Results: After classifying screening visits, 228 (31.0%) patients were appropriately screened, (7.6%) patients were “over-screened,” 163 (22.2%) patients were “under-screened,” and 288 (39.2%) patients were inappropriately screened. Differences between sub-specialties in screening include: 1) comprehensive ophthalmologists were more likely to order an Amsler test (p<0.0001); 2) glaucoma specialist were more likely to order the 24-2 HVF (p=0.002); 3) neuro-ophthalmologists were more likely to order the 30-2 HVF (p=0.008); 4) retina specialists were more likely to order the SD-OCT (p<0.0001), FAF (p<0.0001), FA (p=0.005), and fundus photos (p<0.0001).

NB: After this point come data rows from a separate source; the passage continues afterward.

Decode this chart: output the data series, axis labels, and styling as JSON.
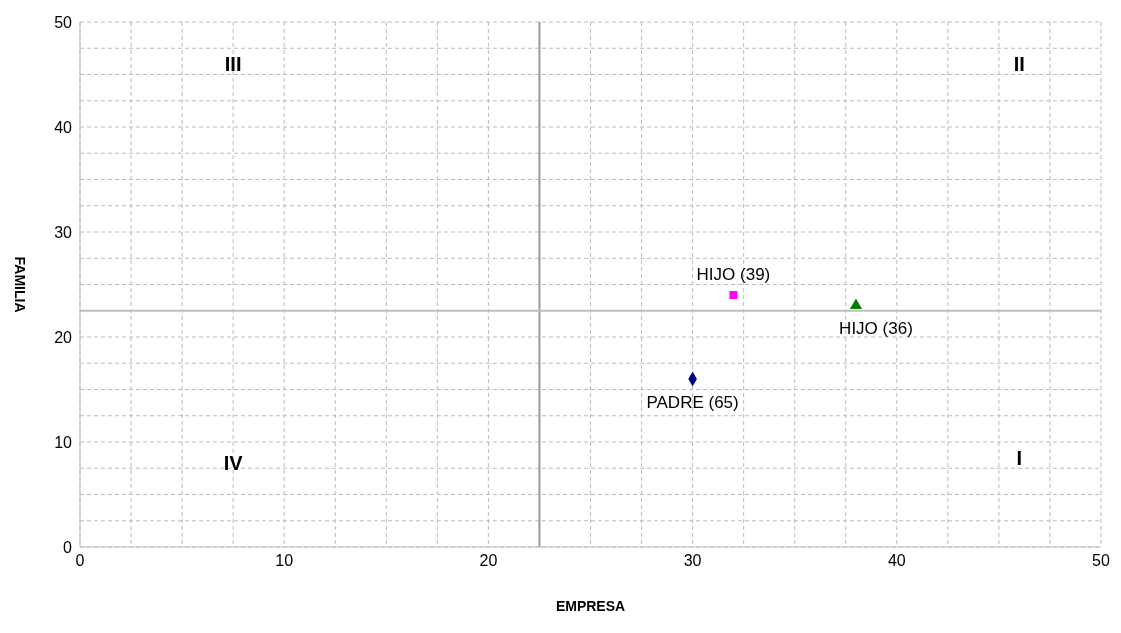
{
  "chart_data": {
    "type": "scatter",
    "xlabel": "EMPRESA",
    "ylabel": "FAMILIA",
    "xlim": [
      0,
      50
    ],
    "ylim": [
      0,
      50
    ],
    "xticks": [
      0,
      {
        "value": 2.5,
        "label": null
      },
      {
        "value": 5,
        "label": null
      },
      {
        "value": 7.5,
        "label": null
      },
      10,
      {
        "value": 12.5,
        "label": null
      },
      {
        "value": 15,
        "label": null
      },
      {
        "value": 17.5,
        "label": null
      },
      20,
      {
        "value": 22.5,
        "label": null
      },
      {
        "value": 25,
        "label": null
      },
      {
        "value": 27.5,
        "label": null
      },
      30,
      {
        "value": 32.5,
        "label": null
      },
      {
        "value": 35,
        "label": null
      },
      {
        "value": 37.5,
        "label": null
      },
      40,
      {
        "value": 42.5,
        "label": null
      },
      {
        "value": 45,
        "label": null
      },
      {
        "value": 47.5,
        "label": null
      },
      50
    ],
    "yticks": [
      0,
      {
        "value": 2.5,
        "label": null
      },
      {
        "value": 5,
        "label": null
      },
      {
        "value": 7.5,
        "label": null
      },
      10,
      {
        "value": 12.5,
        "label": null
      },
      {
        "value": 15,
        "label": null
      },
      {
        "value": 17.5,
        "label": null
      },
      20,
      {
        "value": 22.5,
        "label": null
      },
      {
        "value": 25,
        "label": null
      },
      {
        "value": 27.5,
        "label": null
      },
      30,
      {
        "value": 32.5,
        "label": null
      },
      {
        "value": 35,
        "label": null
      },
      {
        "value": 37.5,
        "label": null
      },
      40,
      {
        "value": 42.5,
        "label": null
      },
      {
        "value": 45,
        "label": null
      },
      {
        "value": 47.5,
        "label": null
      },
      50
    ],
    "grid": true,
    "series": [
      {
        "name": "PADRE (65)",
        "color": "#000080",
        "marker": "diamond",
        "x": [
          30
        ],
        "values": [
          16
        ]
      },
      {
        "name": "HIJO (39)",
        "color": "#ff00ff",
        "marker": "square",
        "x": [
          32
        ],
        "values": [
          24
        ]
      },
      {
        "name": "HIJO (36)",
        "color": "#008000",
        "marker": "triangle",
        "x": [
          38
        ],
        "values": [
          23
        ]
      }
    ],
    "ref_lines": [
      {
        "axis": "x",
        "value": 22.5,
        "color": "#999999"
      },
      {
        "axis": "y",
        "value": 22.5,
        "color": "#c0c0c0"
      }
    ],
    "annotations": [
      "III",
      "II",
      "IV",
      "I"
    ]
  }
}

Twelve (1.6%) patients had definite toxicity. Eight (1.1%) patients had an abnormal or indeterminate exam concerning for HCQ toxicity. Of the patients with definite toxicity, eight (66.7%) had a cumulative dose >1 kg, seven (58.3%) exceeded 6.5 mg/kg/day based on ideal body weight, and two (16.7%) had comorbid renal or liver disease.

Conclusions: Screening for HCQ varied widely with 31% of patients undergoing appropriate screening, indicating a large percentage of screenings deviated from the recommended algorithm. Cumulative dosing is the most consistent risk factor for developing HCQ toxicity. SD-OCT was the primary screening tool coupled with the 10-2 HVF, with FAF and mf-ERG as additional tests if needed.